I don’t put the blame entirely on him for things going downhill, though – still being the pussy that I was, I decided to get passive-aggressive revenge by romancing an ex-boyfriend behind Justin’s back for a time, which I’m definitely not proud of considering who said ex was. If I could go back, I would just woman up and stand my ground with him…but alas, hindsight is always 20/20.

Fast-forward to several years in the future. I reconnected with both Justin and Debbie on Facebook, and later found out through the former that he was transitioning to female. Although initially I had my doubts, assuming that Debbie’s Andrea Dworkin-inspired mentality had instilled internalized misandry into him, but then I realized that it was possible that all of Justin’s past aggression was an attempt to present as how a male might be expected to act, and a cover for gender dysphoria. We forgave each other for past transgressions, and I found a new friend in “Rena,” who generally seemed like a nice, average girl. Most of our conversations were about video games, because it’s teh vidya that brings people together, and rarely about serious issues.

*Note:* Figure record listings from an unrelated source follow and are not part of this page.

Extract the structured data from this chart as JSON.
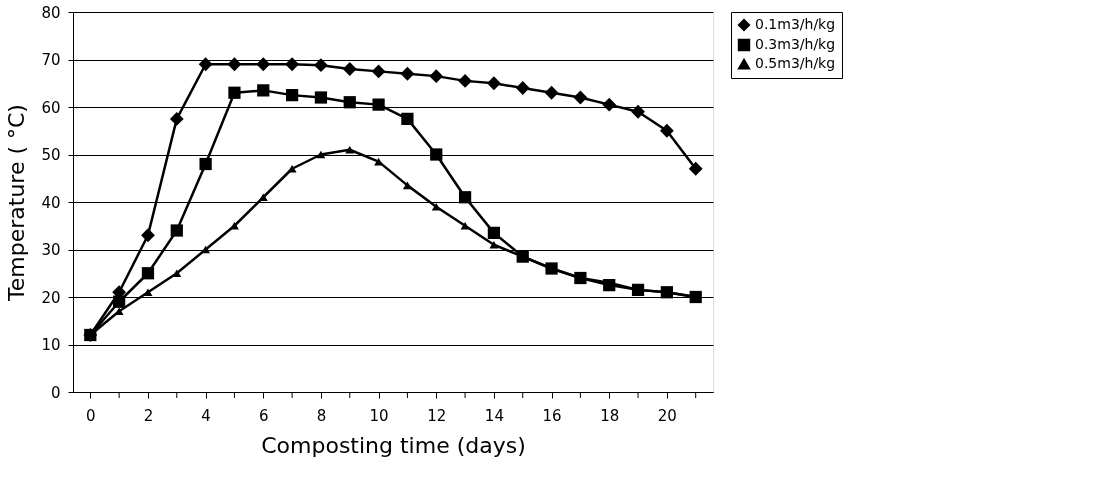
{
  "chart_data": {
    "type": "line",
    "xlabel": "Composting time (days)",
    "ylabel": "Temperature ( °C)",
    "x": [
      0,
      1,
      2,
      3,
      4,
      5,
      6,
      7,
      8,
      9,
      10,
      11,
      12,
      13,
      14,
      15,
      16,
      17,
      18,
      19,
      20,
      21
    ],
    "series": [
      {
        "name": "0.1m3/h/kg",
        "color": "#000000",
        "marker": "diamond",
        "values": [
          12,
          21,
          33,
          57.5,
          69,
          69,
          69,
          69,
          68.8,
          68,
          67.5,
          67,
          66.5,
          65.5,
          65,
          64,
          63,
          62,
          60.5,
          59,
          55,
          47
        ]
      },
      {
        "name": "0.3m3/h/kg",
        "color": "#000000",
        "marker": "square",
        "values": [
          12,
          19,
          25,
          34,
          48,
          63,
          63.5,
          62.5,
          62,
          61,
          60.5,
          57.5,
          50,
          41,
          33.5,
          28.5,
          26,
          24,
          22.5,
          21.5,
          21,
          20
        ]
      },
      {
        "name": "0.5m3/h/kg",
        "color": "#000000",
        "marker": "triangle",
        "values": [
          12,
          17,
          21,
          25,
          30,
          35,
          41,
          47,
          50,
          51,
          48.5,
          43.5,
          39,
          35,
          31,
          28.5,
          26,
          24,
          23,
          21.5,
          21,
          20
        ]
      }
    ],
    "xlim": [
      -0.6,
      21.6
    ],
    "ylim": [
      0,
      80
    ],
    "xticks": [
      0,
      {
        "value": 1,
        "label": null
      },
      2,
      {
        "value": 3,
        "label": null
      },
      4,
      {
        "value": 5,
        "label": null
      },
      6,
      {
        "value": 7,
        "label": null
      },
      8,
      {
        "value": 9,
        "label": null
      },
      10,
      {
        "value": 11,
        "label": null
      },
      12,
      {
        "value": 13,
        "label": null
      },
      14,
      {
        "value": 15,
        "label": null
      },
      16,
      {
        "value": 17,
        "label": null
      },
      18,
      {
        "value": 19,
        "label": null
      },
      20,
      {
        "value": 21,
        "label": null
      }
    ],
    "yticks": [
      0,
      10,
      20,
      30,
      40,
      50,
      60,
      70,
      80
    ],
    "grid": "y",
    "legend": "right",
    "line_style": "solid"
  }
}
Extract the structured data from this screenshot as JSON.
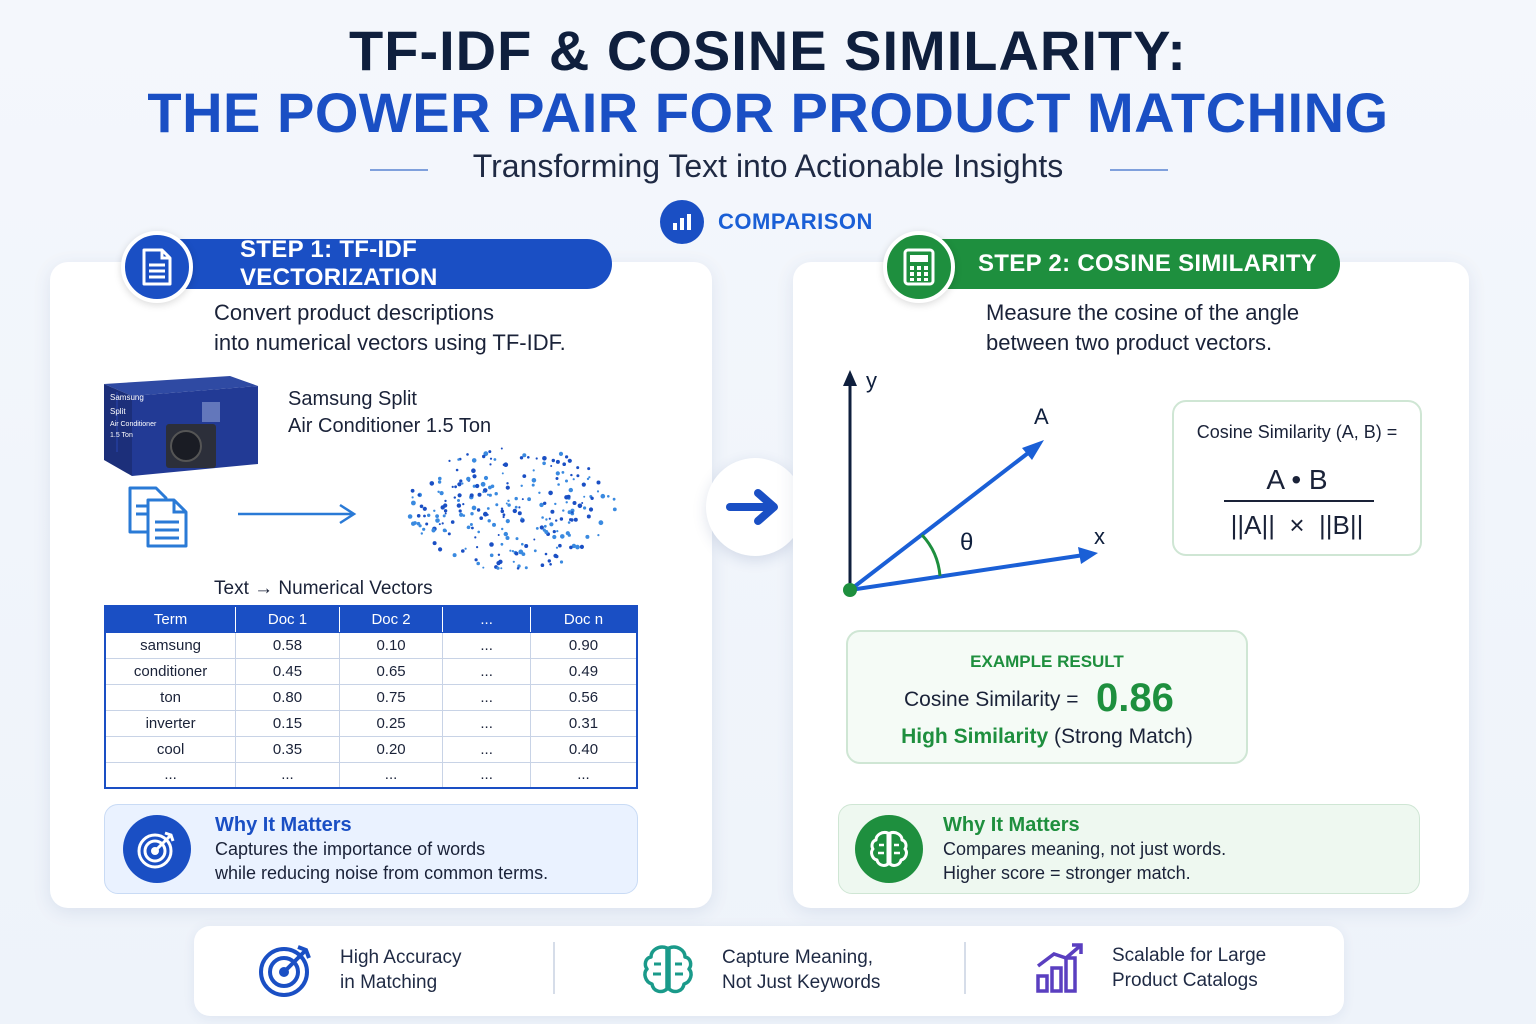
{
  "header": {
    "title_line1": "TF-IDF & COSINE SIMILARITY:",
    "title_line2": "THE POWER PAIR FOR PRODUCT MATCHING",
    "subtitle": "Transforming Text into Actionable Insights",
    "comparison_label": "COMPARISON"
  },
  "step1": {
    "label": "STEP 1: TF-IDF VECTORIZATION",
    "desc_line1": "Convert product descriptions",
    "desc_line2": "into numerical vectors using TF-IDF.",
    "product_line1": "Samsung Split",
    "product_line2": "Air Conditioner 1.5 Ton",
    "box_brand": "Samsung",
    "box_line1": "Split",
    "box_line2": "Air Conditioner",
    "box_line3": "1.5 Ton",
    "flow_caption": "Text → Numerical Vectors",
    "table": {
      "headers": [
        "Term",
        "Doc 1",
        "Doc 2",
        "...",
        "Doc n"
      ],
      "rows": [
        [
          "samsung",
          "0.58",
          "0.10",
          "...",
          "0.90"
        ],
        [
          "conditioner",
          "0.45",
          "0.65",
          "...",
          "0.49"
        ],
        [
          "ton",
          "0.80",
          "0.75",
          "...",
          "0.56"
        ],
        [
          "inverter",
          "0.15",
          "0.25",
          "...",
          "0.31"
        ],
        [
          "cool",
          "0.35",
          "0.20",
          "...",
          "0.40"
        ],
        [
          "...",
          "...",
          "...",
          "...",
          "..."
        ]
      ]
    },
    "why_title": "Why It Matters",
    "why_line1": "Captures the importance of words",
    "why_line2": "while reducing noise from common terms."
  },
  "step2": {
    "label": "STEP 2: COSINE SIMILARITY",
    "desc_line1": "Measure the cosine of the angle",
    "desc_line2": "between two product vectors.",
    "axis_y": "y",
    "axis_x": "x",
    "vector_a": "A",
    "angle": "θ",
    "formula_label": "Cosine Similarity (A, B) =",
    "formula_numerator": "A • B",
    "formula_denominator": "||A||  ×  ||B||",
    "example_title": "EXAMPLE RESULT",
    "example_label": "Cosine Similarity =",
    "example_value": "0.86",
    "example_strong": "High Similarity",
    "example_note": "(Strong Match)",
    "why_title": "Why It Matters",
    "why_line1": "Compares meaning, not just words.",
    "why_line2": "Higher score = stronger match."
  },
  "footer": {
    "item1_line1": "High Accuracy",
    "item1_line2": "in Matching",
    "item2_line1": "Capture Meaning,",
    "item2_line2": "Not Just Keywords",
    "item3_line1": "Scalable for Large",
    "item3_line2": "Product Catalogs"
  },
  "colors": {
    "blue": "#1a4fc4",
    "green": "#1e8f3e",
    "purple": "#5a3fc0",
    "teal": "#1a9a8a"
  },
  "icons": [
    "document-icon",
    "chart-icon",
    "calculator-icon",
    "target-icon",
    "brain-icon",
    "bar-chart-icon",
    "arrow-right-icon"
  ]
}
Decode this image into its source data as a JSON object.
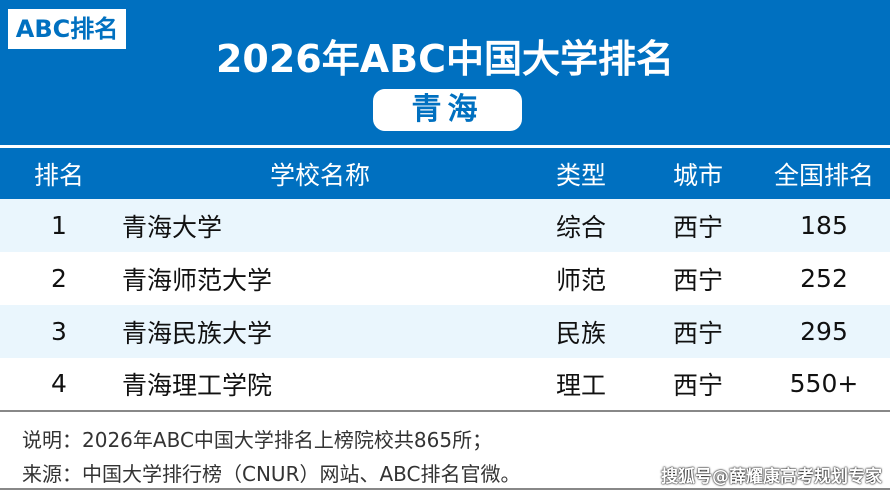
{
  "logo": "ABC排名",
  "title": "2026年ABC中国大学排名",
  "province": "青海",
  "headers": [
    "排名",
    "学校名称",
    "类型",
    "城市",
    "全国排名"
  ],
  "rows": [
    {
      "rank": "1",
      "name": "青海大学",
      "type": "综合",
      "city": "西宁",
      "national": "185"
    },
    {
      "rank": "2",
      "name": "青海师范大学",
      "type": "师范",
      "city": "西宁",
      "national": "252"
    },
    {
      "rank": "3",
      "name": "青海民族大学",
      "type": "民族",
      "city": "西宁",
      "national": "295"
    },
    {
      "rank": "4",
      "name": "青海理工学院",
      "type": "理工",
      "city": "西宁",
      "national": "550+"
    }
  ],
  "footer": {
    "note": "说明：2026年ABC中国大学排名上榜院校共865所；",
    "source": "来源：中国大学排行榜（CNUR）网站、ABC排名官微。",
    "watermark": "搜狐号@薛耀康高考规划专家"
  }
}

Her mother, on the other hand, proves herself batshit insane with the social justice issues – LGBT rights, feminism, bleeding-heart liberal, the whole nine yards. Despite insisting over and over that she’s the most tolerant person in the world, I don’t think I’ve ever met anyone so easily and unironically offended over fuck everything. Nevertheless, I did my best to tolerate her radicalism because she was the mom of my friend, and she claimed to care for my well-being:

But then I made one innocuous post, and the shit hit the fan.

(The censored name is my BFF, who I won’t drag into this drama. Because she will win every time.)

Notice that this woman was so triggered by a stupid meme that she ended over a decade of perceived family-level friendship. Remember, this woman apparently considered me family:

And yet someone who has repeatedly gone on diatribes about how wrong it is to disown your children for being queer finds nothing wrong with cutting them off for a difference in opinion. No wonder Rena seemed so meek regarding her mother. Speaking of which…

At first I thought there were no hard feelings about the falling out, but apparently once she read my after-the-fact reply (where I pointed out her old lady’s hypocrisy), I got an earful – er, eyeful:

At first I was disappointed that I had unintentionally hurt my friend’s feelings, and I wanted to give her some space until the whole thing blew over. But a couple of days ago, she unfriended me out of the blue, and I couldn’t help if it had to do with me reacting to this Facebook post. Bear in mind, I didn’t laugh at the comic because I found it to be true; I found it to be such an over-the-top exaggeration that was meant to rustle jimmies that I couldn’t help but be amused by it. That’s kind of the point of satire, and you would think someone accustomed to watching Monty Python and Family Guy would get that. But I suppose with that one final blow, I have to accept that I lost yet another friend to toxic parenting.

I hope that one day Rena escapes from her mom’s influence. Right now she lives with and takes care of her mom for a meager living, so God only knows what will happen from there. I know that she thinks that her mom is the only one who has supported her in her troubling and confusing time, and I can respect that. But remember the parable of the bird in the cow pie who was pulled out and eaten by a cat: not everyone who gets you out of shit is your friend. And I’ve seen other friends who were victimized by crappy parents as well: I knew one person who was molested by a respected family member and had their mom spoil them their whole life to make up for it, and another who was adopted by two incestuous relatives that treated them more like an equal friend than a ward of their household. There is little more that disgusts me than a permissive parent, because it’s shit like this that creates murderers, rapists, and people who can’t function in society. Permissive, overly-liberal parents are a threat to their own children and to other peoples, and for all the fuckery I can tolerate in this world, I have to draw the line somewhere.